My plan was: boost up 12V to 30V and store the energy in capacitors; a controller will control the discharge the power to motor and recharge the capacitors.

My question was: Where I can find the capacitors which is suitable for my project

Indeed, it was clear the first time... I just don't know enough about capacitors to provide infos about them and I thought I would point in an other direction. I'll let some other guys chip in on this.

Dear all,

I tried to build up a circuit which controls current though a DC motor. The motor needs to generate strong torque; and the input power will be battery ~12V 2400mAh battery pack. Previously, the motor has been tested. The peak current needed is 5A@30V for ~1s. Then there will be 1 second break before another peak.

My plan is to build up a "capacitor train" which has ~5 "high energy density" capacitors. My circuit will include a boost up circuit to change the 12V to 30V DC and then charge the capacitors. After that, the circuit will control the capacitors discharge the energy to motor in sequence; and it will control the recharge of capacitors.

(The circuit has to be as small as possible)

my questions is where I can find the small and "high energy density" capacitors for this circuit?

Why would you want to use capacitors? Look at using a MOSFET circuit. A FET will most certainly be able to handle the current requirements but it will leave a footprint about the size of a small, surface-mount IC.

Why would you want to use capacitors? Look at using a MOSFET circuit. A FET will most certainly be able to handle the current requirements but it will leave a footprint about the size of a small, surface-mount IC.

I want to use capacitors because I need to make sure the power supply is stable for that 1s. The battery power pack may not be able to generate enough current to meet the motor requirement, so I use the capacitors to store enough energy for the 1s usage. The idea is similar to a "flash" in a camera.

OK, let's do some maths.

If we take 30V x 5A for 1 second, you need 150 Joules of stored energy.

Stored energy in a capacitor is W=0.5*CV^2, so you need at least 1/3 Farad capacitor. If you want to keep 5A for the whole second, make sure you have some margin...

Check out these puppies.

EDIT: I think those are huge... well it depends=> Dimensions: 9"L x 3"W x 3"H

OK, let's do some maths.

If we take 30V x 5A for 1 second, you need 150 Joules of stored energy.

Stored energy in a capacitor is W=0.5*CV^2, so you need at least 1/3 Farad capacitor.

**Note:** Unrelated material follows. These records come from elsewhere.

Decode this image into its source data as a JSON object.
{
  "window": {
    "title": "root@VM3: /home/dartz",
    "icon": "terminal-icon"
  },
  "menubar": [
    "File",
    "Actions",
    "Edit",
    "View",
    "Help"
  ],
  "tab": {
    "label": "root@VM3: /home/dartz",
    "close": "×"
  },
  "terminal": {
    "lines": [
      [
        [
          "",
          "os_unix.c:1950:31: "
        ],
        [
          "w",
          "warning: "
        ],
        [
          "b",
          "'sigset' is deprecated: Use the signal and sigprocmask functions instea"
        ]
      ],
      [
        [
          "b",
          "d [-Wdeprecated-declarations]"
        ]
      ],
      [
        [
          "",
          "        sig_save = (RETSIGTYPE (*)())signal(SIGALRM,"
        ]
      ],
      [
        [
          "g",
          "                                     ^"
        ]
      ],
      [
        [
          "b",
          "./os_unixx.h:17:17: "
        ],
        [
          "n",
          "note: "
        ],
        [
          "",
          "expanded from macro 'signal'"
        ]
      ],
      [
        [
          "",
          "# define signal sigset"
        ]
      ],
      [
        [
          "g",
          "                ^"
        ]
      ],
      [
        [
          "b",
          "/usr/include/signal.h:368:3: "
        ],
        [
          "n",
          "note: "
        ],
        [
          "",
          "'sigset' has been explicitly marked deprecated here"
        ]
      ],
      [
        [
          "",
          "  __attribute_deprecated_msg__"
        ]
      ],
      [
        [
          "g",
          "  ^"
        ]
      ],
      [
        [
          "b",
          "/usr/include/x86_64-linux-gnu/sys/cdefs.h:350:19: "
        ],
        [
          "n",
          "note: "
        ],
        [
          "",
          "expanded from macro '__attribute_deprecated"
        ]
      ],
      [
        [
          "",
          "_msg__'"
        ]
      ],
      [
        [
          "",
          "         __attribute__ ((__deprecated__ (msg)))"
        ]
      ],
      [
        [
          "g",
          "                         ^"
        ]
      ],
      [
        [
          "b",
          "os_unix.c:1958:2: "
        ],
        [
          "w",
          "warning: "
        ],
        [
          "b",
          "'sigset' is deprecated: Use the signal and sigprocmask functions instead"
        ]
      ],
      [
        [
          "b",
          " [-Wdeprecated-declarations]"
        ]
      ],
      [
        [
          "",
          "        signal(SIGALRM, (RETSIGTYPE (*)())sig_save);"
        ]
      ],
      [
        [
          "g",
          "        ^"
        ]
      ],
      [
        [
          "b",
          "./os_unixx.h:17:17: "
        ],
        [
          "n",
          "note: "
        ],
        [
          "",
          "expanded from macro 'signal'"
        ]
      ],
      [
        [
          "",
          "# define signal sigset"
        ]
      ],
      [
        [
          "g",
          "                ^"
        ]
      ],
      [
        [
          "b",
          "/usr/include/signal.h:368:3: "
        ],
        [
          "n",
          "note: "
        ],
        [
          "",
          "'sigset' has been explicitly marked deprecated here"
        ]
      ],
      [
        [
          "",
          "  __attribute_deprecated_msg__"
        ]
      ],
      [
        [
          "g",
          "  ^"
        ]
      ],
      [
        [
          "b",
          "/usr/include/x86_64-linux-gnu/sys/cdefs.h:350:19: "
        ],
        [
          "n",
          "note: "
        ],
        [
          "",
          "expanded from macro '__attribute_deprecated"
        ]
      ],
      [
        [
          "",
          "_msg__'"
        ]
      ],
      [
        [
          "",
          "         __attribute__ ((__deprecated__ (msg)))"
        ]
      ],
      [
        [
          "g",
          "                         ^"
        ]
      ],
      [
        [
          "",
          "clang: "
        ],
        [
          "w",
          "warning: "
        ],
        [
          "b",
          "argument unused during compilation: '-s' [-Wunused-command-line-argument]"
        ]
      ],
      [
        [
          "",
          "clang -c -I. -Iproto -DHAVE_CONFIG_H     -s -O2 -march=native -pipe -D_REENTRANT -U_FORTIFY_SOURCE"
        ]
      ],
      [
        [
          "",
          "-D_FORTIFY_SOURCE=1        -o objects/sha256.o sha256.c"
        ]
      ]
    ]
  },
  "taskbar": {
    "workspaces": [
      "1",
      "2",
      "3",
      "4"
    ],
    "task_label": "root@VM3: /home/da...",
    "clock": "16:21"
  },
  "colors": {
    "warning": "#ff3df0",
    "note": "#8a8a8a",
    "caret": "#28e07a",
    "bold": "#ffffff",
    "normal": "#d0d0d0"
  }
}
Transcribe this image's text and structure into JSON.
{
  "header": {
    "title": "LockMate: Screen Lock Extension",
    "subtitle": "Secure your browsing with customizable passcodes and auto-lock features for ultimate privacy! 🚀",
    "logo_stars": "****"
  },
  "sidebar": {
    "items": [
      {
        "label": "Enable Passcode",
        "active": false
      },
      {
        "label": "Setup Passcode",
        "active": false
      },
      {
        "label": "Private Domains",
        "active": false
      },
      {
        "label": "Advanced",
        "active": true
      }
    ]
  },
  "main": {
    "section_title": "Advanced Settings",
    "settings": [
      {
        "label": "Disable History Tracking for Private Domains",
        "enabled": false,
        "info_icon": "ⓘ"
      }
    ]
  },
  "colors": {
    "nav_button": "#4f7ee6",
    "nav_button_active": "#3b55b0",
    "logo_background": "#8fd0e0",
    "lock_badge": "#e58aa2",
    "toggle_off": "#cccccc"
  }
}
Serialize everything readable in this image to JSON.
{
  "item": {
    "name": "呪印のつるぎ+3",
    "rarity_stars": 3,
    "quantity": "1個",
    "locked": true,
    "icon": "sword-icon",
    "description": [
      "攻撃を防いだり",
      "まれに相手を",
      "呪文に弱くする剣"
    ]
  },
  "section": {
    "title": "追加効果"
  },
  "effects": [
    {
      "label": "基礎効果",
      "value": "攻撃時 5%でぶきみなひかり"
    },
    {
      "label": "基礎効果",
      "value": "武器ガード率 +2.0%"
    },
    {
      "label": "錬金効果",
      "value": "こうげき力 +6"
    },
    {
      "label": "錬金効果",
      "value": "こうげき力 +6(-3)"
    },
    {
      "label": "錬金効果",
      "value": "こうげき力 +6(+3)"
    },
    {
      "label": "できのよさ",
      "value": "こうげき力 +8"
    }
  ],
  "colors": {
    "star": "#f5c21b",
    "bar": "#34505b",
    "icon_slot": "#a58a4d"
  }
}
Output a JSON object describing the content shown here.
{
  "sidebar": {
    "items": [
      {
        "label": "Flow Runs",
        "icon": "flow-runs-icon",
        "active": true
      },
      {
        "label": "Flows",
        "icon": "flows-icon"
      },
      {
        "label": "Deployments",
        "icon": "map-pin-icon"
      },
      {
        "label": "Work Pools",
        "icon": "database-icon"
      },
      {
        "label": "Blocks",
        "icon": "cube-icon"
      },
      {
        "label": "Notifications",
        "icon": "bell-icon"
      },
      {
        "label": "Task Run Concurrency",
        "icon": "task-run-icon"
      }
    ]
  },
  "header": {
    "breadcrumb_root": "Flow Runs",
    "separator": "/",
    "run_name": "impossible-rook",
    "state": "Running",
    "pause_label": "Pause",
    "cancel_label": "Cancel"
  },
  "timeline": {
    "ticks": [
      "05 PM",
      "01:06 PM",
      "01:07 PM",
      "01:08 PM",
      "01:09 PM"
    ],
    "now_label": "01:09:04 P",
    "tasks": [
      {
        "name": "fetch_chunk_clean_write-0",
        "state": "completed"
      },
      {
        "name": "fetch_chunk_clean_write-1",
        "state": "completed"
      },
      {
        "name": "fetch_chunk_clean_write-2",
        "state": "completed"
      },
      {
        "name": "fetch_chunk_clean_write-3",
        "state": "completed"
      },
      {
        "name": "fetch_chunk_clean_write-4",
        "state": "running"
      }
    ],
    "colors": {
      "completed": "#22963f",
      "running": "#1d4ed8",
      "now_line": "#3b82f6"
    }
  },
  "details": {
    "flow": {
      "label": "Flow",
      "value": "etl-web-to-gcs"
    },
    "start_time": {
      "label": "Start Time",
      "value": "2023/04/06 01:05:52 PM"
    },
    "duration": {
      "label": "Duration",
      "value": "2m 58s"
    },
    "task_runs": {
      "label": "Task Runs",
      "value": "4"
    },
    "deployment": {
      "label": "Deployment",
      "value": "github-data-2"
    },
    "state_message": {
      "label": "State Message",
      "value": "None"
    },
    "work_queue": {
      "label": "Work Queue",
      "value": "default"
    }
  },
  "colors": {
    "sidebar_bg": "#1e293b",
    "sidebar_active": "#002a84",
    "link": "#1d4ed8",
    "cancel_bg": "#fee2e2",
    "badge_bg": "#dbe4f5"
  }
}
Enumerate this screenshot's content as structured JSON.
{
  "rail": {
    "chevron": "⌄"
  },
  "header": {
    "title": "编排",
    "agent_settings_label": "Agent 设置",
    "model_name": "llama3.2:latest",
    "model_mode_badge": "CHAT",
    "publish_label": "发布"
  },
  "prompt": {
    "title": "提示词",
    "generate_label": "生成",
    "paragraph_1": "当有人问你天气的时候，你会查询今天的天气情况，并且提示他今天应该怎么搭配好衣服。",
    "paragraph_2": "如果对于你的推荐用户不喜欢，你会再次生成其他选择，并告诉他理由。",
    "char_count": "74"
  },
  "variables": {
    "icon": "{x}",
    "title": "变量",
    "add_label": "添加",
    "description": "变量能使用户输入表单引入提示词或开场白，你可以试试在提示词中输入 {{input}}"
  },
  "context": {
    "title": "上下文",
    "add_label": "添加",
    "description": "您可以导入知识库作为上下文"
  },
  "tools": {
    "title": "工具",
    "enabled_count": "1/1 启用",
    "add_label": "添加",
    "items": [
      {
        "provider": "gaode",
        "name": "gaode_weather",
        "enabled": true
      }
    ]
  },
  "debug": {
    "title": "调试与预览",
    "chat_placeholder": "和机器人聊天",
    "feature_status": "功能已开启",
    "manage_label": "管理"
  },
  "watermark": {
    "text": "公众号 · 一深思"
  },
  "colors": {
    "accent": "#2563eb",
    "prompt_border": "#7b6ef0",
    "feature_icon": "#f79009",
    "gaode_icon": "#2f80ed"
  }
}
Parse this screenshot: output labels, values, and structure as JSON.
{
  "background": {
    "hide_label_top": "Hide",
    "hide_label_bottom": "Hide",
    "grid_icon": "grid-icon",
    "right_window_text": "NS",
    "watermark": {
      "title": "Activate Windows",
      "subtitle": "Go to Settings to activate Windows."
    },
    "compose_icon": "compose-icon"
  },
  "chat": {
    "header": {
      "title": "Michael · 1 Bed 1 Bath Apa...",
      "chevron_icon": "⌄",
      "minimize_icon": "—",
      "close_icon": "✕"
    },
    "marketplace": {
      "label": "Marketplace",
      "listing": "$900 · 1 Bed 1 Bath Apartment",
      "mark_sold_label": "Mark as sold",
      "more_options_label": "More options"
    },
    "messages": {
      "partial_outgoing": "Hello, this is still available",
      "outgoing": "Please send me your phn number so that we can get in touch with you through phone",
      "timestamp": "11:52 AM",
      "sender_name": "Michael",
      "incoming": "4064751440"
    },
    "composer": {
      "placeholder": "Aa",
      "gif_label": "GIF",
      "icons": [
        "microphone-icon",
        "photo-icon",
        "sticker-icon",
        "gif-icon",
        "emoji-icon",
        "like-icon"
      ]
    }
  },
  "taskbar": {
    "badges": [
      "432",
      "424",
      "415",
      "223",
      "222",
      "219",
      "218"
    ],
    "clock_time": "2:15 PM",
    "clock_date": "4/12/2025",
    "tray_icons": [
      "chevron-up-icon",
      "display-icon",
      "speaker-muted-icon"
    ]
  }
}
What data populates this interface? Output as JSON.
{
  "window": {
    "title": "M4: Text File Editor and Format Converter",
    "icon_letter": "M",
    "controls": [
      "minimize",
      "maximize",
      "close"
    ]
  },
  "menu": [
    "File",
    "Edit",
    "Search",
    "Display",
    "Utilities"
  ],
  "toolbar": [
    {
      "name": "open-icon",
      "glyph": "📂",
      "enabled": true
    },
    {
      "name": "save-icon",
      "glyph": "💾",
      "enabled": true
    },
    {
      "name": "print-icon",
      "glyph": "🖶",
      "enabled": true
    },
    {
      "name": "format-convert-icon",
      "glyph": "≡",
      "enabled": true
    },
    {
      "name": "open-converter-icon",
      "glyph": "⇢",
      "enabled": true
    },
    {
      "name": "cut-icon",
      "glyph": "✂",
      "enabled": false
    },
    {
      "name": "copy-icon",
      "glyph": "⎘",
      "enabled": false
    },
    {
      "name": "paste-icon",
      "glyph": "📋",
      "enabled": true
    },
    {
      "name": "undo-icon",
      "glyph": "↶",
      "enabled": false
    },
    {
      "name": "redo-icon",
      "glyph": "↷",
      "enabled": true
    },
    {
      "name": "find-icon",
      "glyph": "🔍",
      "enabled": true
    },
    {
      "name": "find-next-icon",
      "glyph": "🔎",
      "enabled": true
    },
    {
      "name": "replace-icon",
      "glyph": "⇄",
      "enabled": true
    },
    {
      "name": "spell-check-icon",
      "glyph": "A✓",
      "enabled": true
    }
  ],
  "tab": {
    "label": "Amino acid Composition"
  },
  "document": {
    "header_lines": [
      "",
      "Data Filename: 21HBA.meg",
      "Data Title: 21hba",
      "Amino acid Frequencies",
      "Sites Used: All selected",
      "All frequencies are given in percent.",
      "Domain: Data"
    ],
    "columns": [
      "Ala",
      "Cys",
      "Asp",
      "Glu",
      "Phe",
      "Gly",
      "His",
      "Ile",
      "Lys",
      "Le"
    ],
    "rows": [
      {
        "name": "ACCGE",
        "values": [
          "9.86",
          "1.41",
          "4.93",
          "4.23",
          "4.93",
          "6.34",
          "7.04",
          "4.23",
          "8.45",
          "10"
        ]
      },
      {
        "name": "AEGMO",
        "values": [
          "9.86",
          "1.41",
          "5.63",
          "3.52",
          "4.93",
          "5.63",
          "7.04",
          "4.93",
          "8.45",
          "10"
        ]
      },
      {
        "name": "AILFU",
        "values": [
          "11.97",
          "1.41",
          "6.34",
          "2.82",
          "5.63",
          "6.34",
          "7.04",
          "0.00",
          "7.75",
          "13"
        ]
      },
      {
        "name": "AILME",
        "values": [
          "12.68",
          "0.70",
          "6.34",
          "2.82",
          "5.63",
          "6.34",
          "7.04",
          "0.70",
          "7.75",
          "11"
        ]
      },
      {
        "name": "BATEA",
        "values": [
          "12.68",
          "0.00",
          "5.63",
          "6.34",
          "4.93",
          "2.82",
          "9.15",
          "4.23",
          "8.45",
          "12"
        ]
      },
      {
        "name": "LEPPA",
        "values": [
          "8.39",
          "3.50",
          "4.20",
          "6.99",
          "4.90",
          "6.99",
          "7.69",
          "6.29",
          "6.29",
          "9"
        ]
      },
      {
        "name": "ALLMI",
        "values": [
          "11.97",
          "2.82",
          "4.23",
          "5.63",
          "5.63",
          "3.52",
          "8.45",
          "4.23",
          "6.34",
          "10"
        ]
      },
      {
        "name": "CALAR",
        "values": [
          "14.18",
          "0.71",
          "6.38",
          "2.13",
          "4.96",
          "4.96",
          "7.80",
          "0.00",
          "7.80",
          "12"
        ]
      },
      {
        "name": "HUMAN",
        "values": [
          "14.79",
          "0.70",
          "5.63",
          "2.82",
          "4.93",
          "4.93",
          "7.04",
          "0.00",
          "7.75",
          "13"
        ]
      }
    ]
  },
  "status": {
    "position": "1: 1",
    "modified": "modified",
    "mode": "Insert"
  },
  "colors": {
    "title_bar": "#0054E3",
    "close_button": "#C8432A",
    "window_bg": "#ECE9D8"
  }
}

If you want to keep 5A for the whole second, make sure you have some margin...

Check out these puppies.

EDIT: I think those are huge... well it depends=> Dimensions: 9"L x 3"W x 3"H

Thanks!

I am trying to look for another information which is the amount of Watts that a 1.5V rechargeable battery can produce. I just read an information which said that a "D" battery can produce 28A. This is too impressive . I am not sure the information is right. However, I only need 4-5 "D" batteries if the information is right

I think I found what I need

ulta-capacitor

Maxwell technology

* BCAP0350E250T03

* ~\$23 each (sale: rell.com)

* 350F/2.5V

* max peak current 220A

* OD = 33 X L = 62 mm

* BCAP0100 P270

* ~\$18 each (sale: Tecate Group)

* 100F/2.7V

* max current 54A

* 0.025 kg

* OD =25.0 X L=50.0 mm

• 3 weeks later...

I think I found what I need

ulta-capacitor

Maxwell technology

* BCAP0350E250T03

* ~\$23 each (sale: rell.com)

* 350F/2.5V

* max peak current 220A

* OD = 33 X L = 62 mm

* BCAP0100 P270

* ~\$18 each (sale: Tecate Group)

* 100F/2.7V

* max current 54A

* 0.025 kg

* OD =25.0 X L=50.0 mm

But to get your 30 V (actually you should go for some margin) you will need more than a dozen of them in series. Seems very costly to me and it will also reduce the total capacitance accordingly.